The record is full of familiar echoes and influences arranged in unexpected configurations: John Fahey, Lead Belly, Leonard Cohen, Roy Orbison, Stephen Foster, medieval church music. The music and lyrics can be metaphysical and otherworldly or profoundly visceral, and sometimes both at the same time—Bajandas has a rare talent for imbuing graphic sexual and scatological language with poetic dignity. There are passages of sparse, intimate acoustic folk, an elaborately arranged choral section performed by a dozen-member choir, and a full minute of what sounds like Bajandas retching in the corner of a room.

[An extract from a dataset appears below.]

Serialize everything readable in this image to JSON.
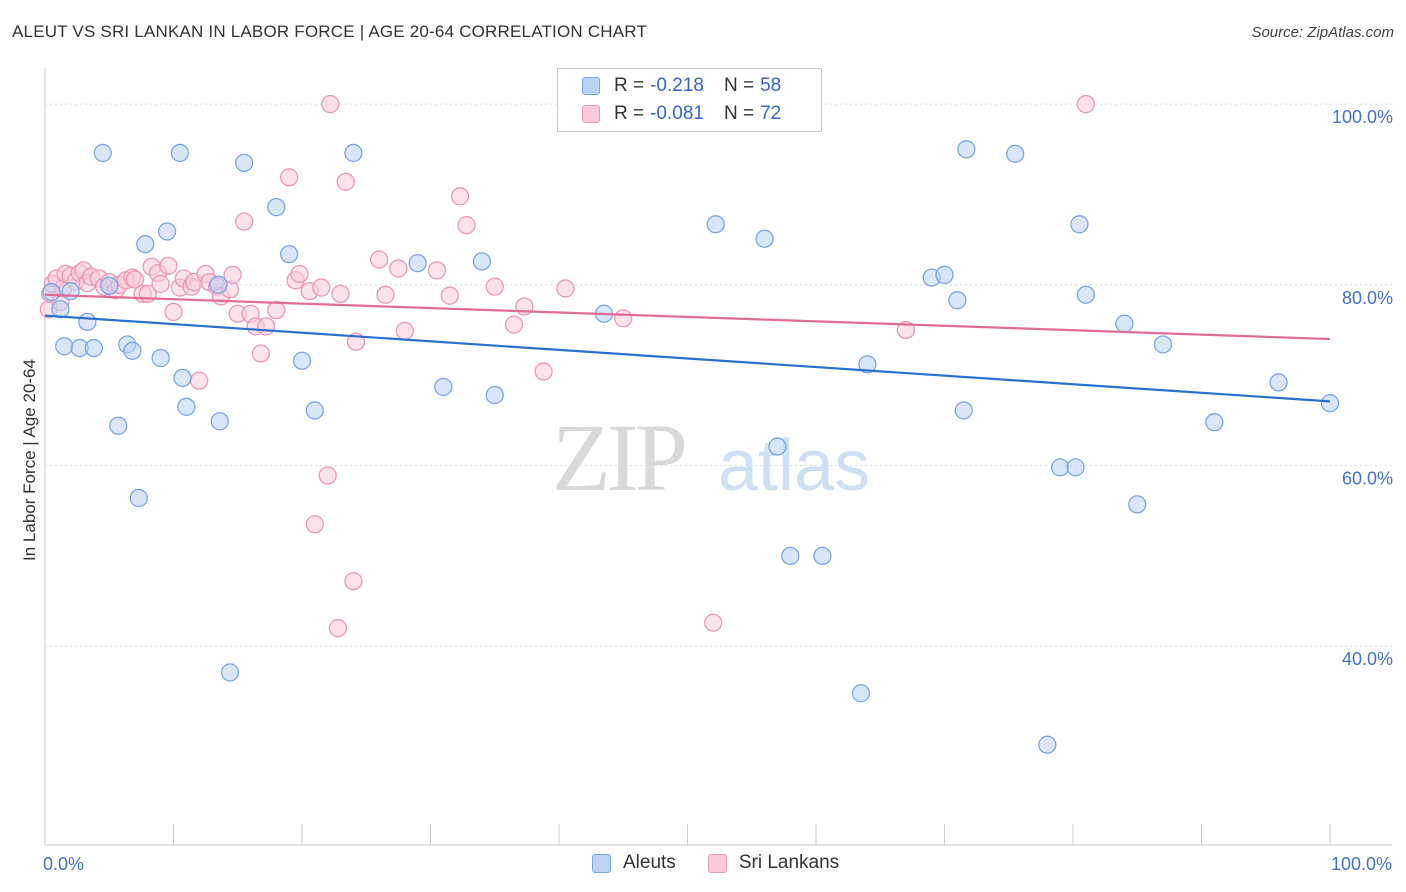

There’s allegory here to be unlocked—The God Who Answers by Fire is informed and influenced by the Bajandas siblings’ childhood in a strict counterculture Christian denomination, and their escape from it as young adults. The almost uniformly dark lyrics and religious imagery hint at that story, but you don’t need a biblical concordance to decipher its emotional message. Most listeners will probably find it forbidding or off-putting; a small, patient audience will recognize the grief and determination behind it.